Our penchant for amnesia is reflected in so many ways: soap operas, grocery store change, fare. It’s not an attitude problem, but a penchant: a quirk that all too often works against us, as citizens and as a people. A year into the Ampatuan Massacre, our memories are once again jolted; if they’re not, they should be.
No one would have expected the carnage and the horrors that a yellow backhoe tried so vainly to bury in the ground. The death toll: 57 dead, 32 of them journalists. November 23, 2009 marked the Ampatuan Massacre: the most heinous assault on the Filipino psyche in the past decade. A massacre forever deemed as the most chilling demonstration of the most extreme method to impunity.

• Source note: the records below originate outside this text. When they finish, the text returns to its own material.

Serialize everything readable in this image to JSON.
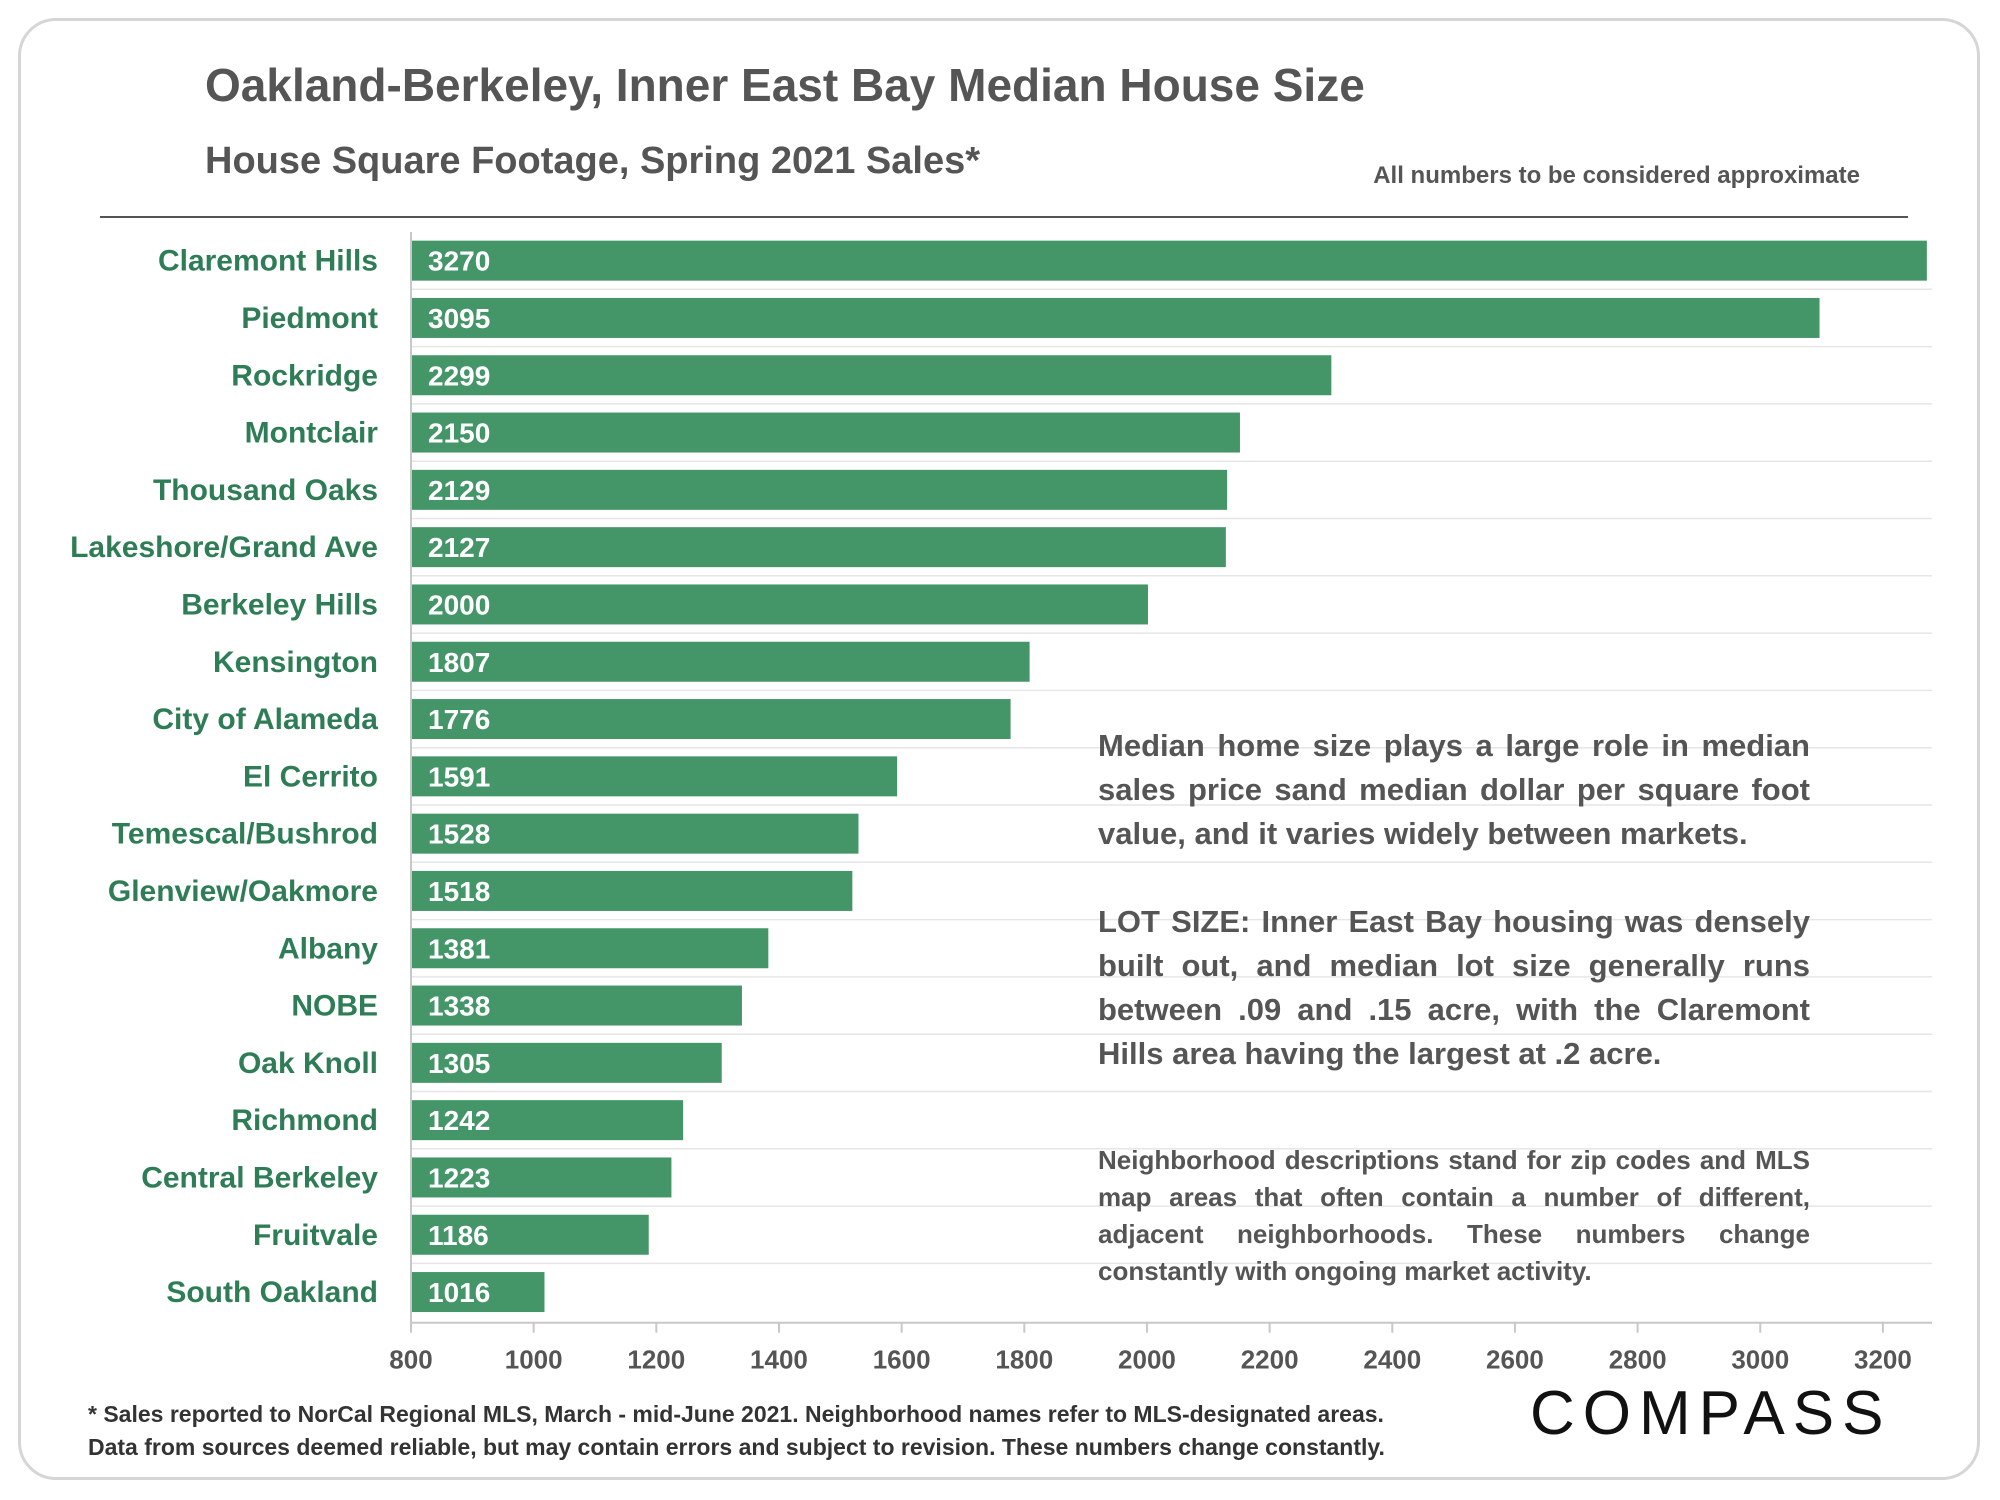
{
  "header": {
    "title": "Oakland-Berkeley, Inner East Bay Median House Size",
    "subtitle": "House Square Footage, Spring 2021 Sales*",
    "note": "All numbers to be considered approximate"
  },
  "annotations": {
    "p1": "Median home size plays a large role in median sales price sand median dollar per square foot value, and it varies widely between markets.",
    "p2": "LOT SIZE: Inner East Bay housing was densely built out, and median lot size generally runs between .09 and .15 acre, with the Claremont Hills area having the largest at .2 acre.",
    "p3": "Neighborhood descriptions stand for zip codes and MLS map areas that often contain a number of different, adjacent neighborhoods. These numbers change constantly with ongoing market activity."
  },
  "footer": {
    "line1": "* Sales reported to NorCal Regional MLS, March - mid-June 2021. Neighborhood names refer to MLS-designated areas.",
    "line2": "Data from sources deemed reliable, but may contain errors and subject to revision. These numbers change constantly.",
    "logo": "COMPASS"
  },
  "colors": {
    "bar": "#449669",
    "label": "#2f7d56",
    "text": "#555555"
  },
  "chart_data": {
    "type": "bar",
    "orientation": "horizontal",
    "categories": [
      "Claremont Hills",
      "Piedmont",
      "Rockridge",
      "Montclair",
      "Thousand Oaks",
      "Lakeshore/Grand Ave",
      "Berkeley Hills",
      "Kensington",
      "City of Alameda",
      "El Cerrito",
      "Temescal/Bushrod",
      "Glenview/Oakmore",
      "Albany",
      "NOBE",
      "Oak Knoll",
      "Richmond",
      "Central Berkeley",
      "Fruitvale",
      "South Oakland"
    ],
    "values": [
      3270,
      3095,
      2299,
      2150,
      2129,
      2127,
      2000,
      1807,
      1776,
      1591,
      1528,
      1518,
      1381,
      1338,
      1305,
      1242,
      1223,
      1186,
      1016
    ],
    "xlim": [
      800,
      3280
    ],
    "xticks": [
      800,
      1000,
      1200,
      1400,
      1600,
      1800,
      2000,
      2200,
      2400,
      2600,
      2800,
      3000,
      3200
    ],
    "grid": true,
    "data_labels": "inside-left"
  }
}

Manslaughter so atrocious in deed and so appalling in proportion, that to speak of it brings the kind of spine-chilling effect of being a witness to mass murder.
One thing was certain: it was politically motivated.
Thirty-two members of the convoy that followed the family of Esmael Mangudadatu to Sharif Aguak were media practitioners. Filing certificates of candidacy, and covering events essential to the democratic process, are peaceful acts essential to the Filipino way of life. In any other situation, it is not accompanied by M-16 rifles meant to kill, armored vehicles meant to transport killers, and backhoes meant to bury the victims in mass graves. Yet the town does not enjoy that situation; years of warlord-led politics and impunity gone unchecked led guns to be normal in polling precincts and election offices.
One thing was certain: it was hideous.
In a country where tampering with the sanctity of the ballot has become a way of life for many an aspiring and corrupt politician, there used to be reason to believe that there was a boundary. It was surreal; none of us ever believed that “election-related violence” meant 57 dead people in a remote town. Yet it did happen. The surreal feeling seeped into the very marrow of our bones. Journalists wrote about the story, but not without a chilling tinge of pain. Bloggers wrote about the incident, but not without vitriol. We’ve lowered our expectations enough, as a people, to believe that bullets and pillboxes will always be around to define voting in the Philippines, but not this way. Not with cases of ammunition and the ominous sight of a backhoe burying corpses.
One thing is certain: it should be remembered.
A year later, most of us have trained our guns (so to speak) to other things. The pulpits, Hyde Parks, and echo chambers of the country — online and offline — have successfully moved on to issue after issue over the past year, that the Ampatuan Massacre has almost become an afterthought. Remembrance has given way to more rage in different places: Presidential platforms, plagiarists, showbiz personalities, social media faux pas, and so on. Somehow the chilling incident should have been the reminder to the Philippines to fix up messes, but we go through mess after mess. The outrage is lost there somewhere, with the grieving widowed and orphaned crying out for justice, and there’s barely anything to be heard from beyond the grieving.
When something so atrocious, vile, and abominable happens, you do not forget. When something so beyond the grasp of “why” could not be grasped, we should clamor for justice. When something so evil — something beyond our sense of humanity — happens to our fellow Filipinos, we should hope that justice is swift, righteous, and without mercy. Whether that happens or not, that is for another column altogether.
One thing is certain: it should never happen again.